Occurrence quarters | Target reserve (simulator) | Chain ladder estimate | % Deviation |
---|---|---|---|
$m | $m | ||
1 to 10 | 9.2 | 9.5 | 3 |
11 to 20 | 26.2 | 54.6 | 109 |
21 to 25 | 26.1 | 68.1 | 161 |
26 to 30 | 61.8 | 103.4 | 67 |
31 | 20.5 | 22.4 | 9 |
32 | 24.4 | 34.8 | 43 |
33 | 27.8 | 35.5 | 27 |
34 | 30.1 | 44.5 | 48 |
35 | 26.4 | 53.2 | 101 |
36 | 36.2 | 47.8 | 32 |
37 | 33.0 | 66.4 | 101 |
38 | 43.1 | 44.9 | 4 |
39 | 39.0 | 39.5 | 1 |
40 | 46.2 | 32.4 | -30 |
Total | 450.0 | 657.1 | 46 |
SynthETIC
works with exact transaction times, i.e. time is measured on a continuous scale. This means we can also plot the payment pattern against development on a continuous scale:
plot(all_claims)
The output can be used as a check for reasonableness of assumptions.

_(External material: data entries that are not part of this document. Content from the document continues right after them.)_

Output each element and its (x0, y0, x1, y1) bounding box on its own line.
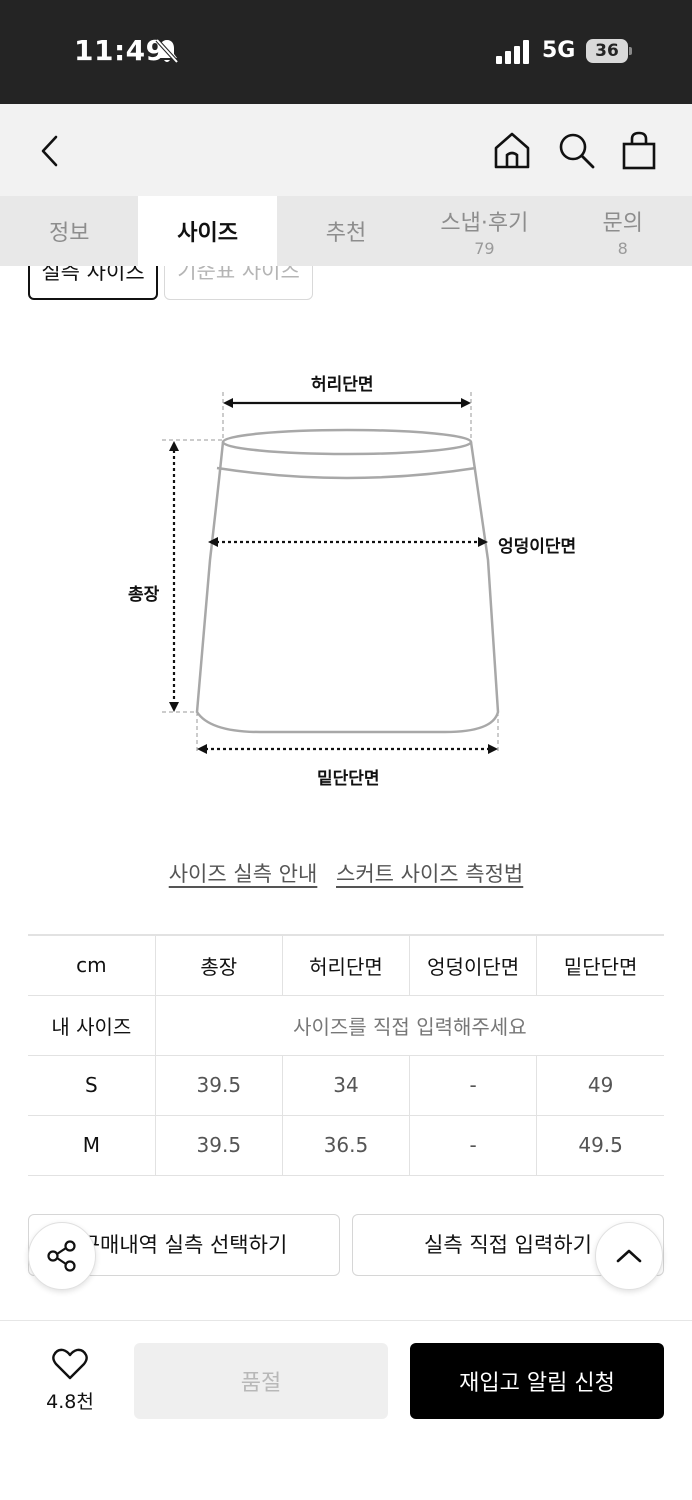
share-button[interactable] (28, 1222, 96, 1290)
signal-icon (496, 40, 529, 64)
skirt-guide-link[interactable]: 스커트 사이즈 측정법 (336, 862, 523, 886)
waist-label: 허리단면 (311, 375, 374, 395)
hem-label: 밑단단면 (317, 769, 380, 789)
table-header-cell: 엉덩이단면 (409, 934, 537, 996)
network-type: 5G (542, 38, 576, 63)
table-cell: 49 (536, 1055, 664, 1116)
tab-snap-review[interactable]: 스냅·후기 79 (415, 196, 553, 266)
measure-guide-link[interactable]: 사이즈 실측 안내 (169, 862, 318, 886)
table-header-row: cm 총장 허리단면 엉덩이단면 밑단단면 (28, 934, 664, 996)
size-type-toggle: 실측 사이즈 기준표 사이즈 (0, 266, 692, 306)
size-table: cm 총장 허리단면 엉덩이단면 밑단단면 내 사이즈 사이즈를 직접 입력해주… (28, 934, 664, 1176)
table-cell: 36.5 (281, 1115, 410, 1176)
my-size-row[interactable]: 내 사이즈 사이즈를 직접 입력해주세요 (28, 995, 664, 1056)
shopping-bag-icon[interactable] (620, 130, 658, 170)
my-size-label: 내 사이즈 (28, 995, 156, 1056)
table-cell: 39.5 (154, 1115, 283, 1176)
table-header-cell: 밑단단면 (536, 934, 664, 996)
tab-recommend[interactable]: 추천 (277, 196, 415, 266)
size-guide-links: 사이즈 실측 안내 스커트 사이즈 측정법 (0, 858, 692, 888)
like-count: 4.8천 (46, 1391, 94, 1413)
battery-tip (629, 47, 632, 55)
restock-alert-button[interactable]: 재입고 알림 신청 (410, 1343, 664, 1419)
tab-info-label: 정보 (48, 221, 90, 246)
nav-bar (0, 104, 692, 196)
table-cell: 34 (281, 1055, 410, 1116)
size-name: M (28, 1115, 156, 1176)
my-size-input-hint[interactable]: 사이즈를 직접 입력해주세요 (154, 995, 664, 1056)
tab-inquiry-label: 문의 (602, 210, 643, 236)
heart-icon (52, 1348, 88, 1380)
chevron-up-icon (616, 1249, 642, 1263)
table-row: M 39.5 36.5 - 49.5 (28, 1115, 664, 1176)
hip-label: 엉덩이단면 (498, 537, 577, 557)
share-icon (47, 1240, 76, 1272)
back-icon[interactable] (38, 134, 62, 168)
detail-tabs: 정보 사이즈 추천 스냅·후기 79 문의 8 (0, 196, 692, 266)
tab-info[interactable]: 정보 (0, 196, 138, 266)
purchase-history-size-label: 구매내역 실측 선택하기 (80, 1233, 288, 1257)
status-time: 11:49 (74, 34, 166, 67)
status-bar: 11:49 5G 36 (0, 0, 692, 104)
soldout-button: 품절 (134, 1343, 388, 1419)
tab-snap-review-label: 스냅·후기 (440, 210, 529, 236)
battery-icon: 36 (586, 39, 632, 63)
home-icon[interactable] (492, 130, 532, 170)
tab-snap-review-count: 79 (474, 238, 495, 258)
skirt-illustration (162, 392, 500, 754)
actual-size-button[interactable]: 실측 사이즈 (28, 266, 158, 300)
size-name: S (28, 1055, 156, 1116)
bottom-purchase-bar: 4.8천 품절 재입고 알림 신청 (0, 1320, 692, 1500)
table-cell: - (409, 1115, 537, 1176)
tab-size-label: 사이즈 (177, 221, 238, 246)
table-header-cell: cm (28, 934, 156, 996)
table-header-cell: 허리단면 (281, 934, 410, 996)
table-header-cell: 총장 (154, 934, 283, 996)
length-label: 총장 (128, 585, 160, 605)
battery-level: 36 (586, 39, 628, 63)
tab-inquiry-count: 8 (617, 238, 628, 258)
tab-size[interactable]: 사이즈 (138, 196, 277, 266)
tab-recommend-label: 추천 (325, 221, 367, 246)
tab-inquiry[interactable]: 문의 8 (554, 196, 692, 266)
table-cell: 39.5 (154, 1055, 283, 1116)
search-icon[interactable] (556, 130, 596, 170)
table-cell: - (409, 1055, 537, 1116)
table-cell: 49.5 (536, 1115, 664, 1176)
direct-size-input-label: 실측 직접 입력하기 (424, 1233, 592, 1257)
skirt-measurement-diagram: 허리단면 엉덩이단면 총장 밑단단면 (100, 360, 600, 800)
scroll-top-button[interactable] (595, 1222, 663, 1290)
table-row: S 39.5 34 - 49 (28, 1055, 664, 1116)
like-button[interactable]: 4.8천 (30, 1347, 110, 1414)
bell-muted-icon (155, 38, 179, 64)
standard-size-button[interactable]: 기준표 사이즈 (164, 266, 313, 300)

This blog presents a newly released, open source individual claim simulator, SynthETIC
, and highlights some of its main functionalities through a quick demo.
SynthETIC
facilitates research in alternative loss reserving models by providing synthetic data that reflects the complex features observed in real data. The code has been structured in a modular form to maximise the flexibility of the simulator in accommodating alternative claim experience, while maintaining dependencies between selected modules. This flexibility enables the generation of a collection of realistic data sets (at both claim and transactional level) providing a spectrum of complexity with which to challenge a proposed machine learning model.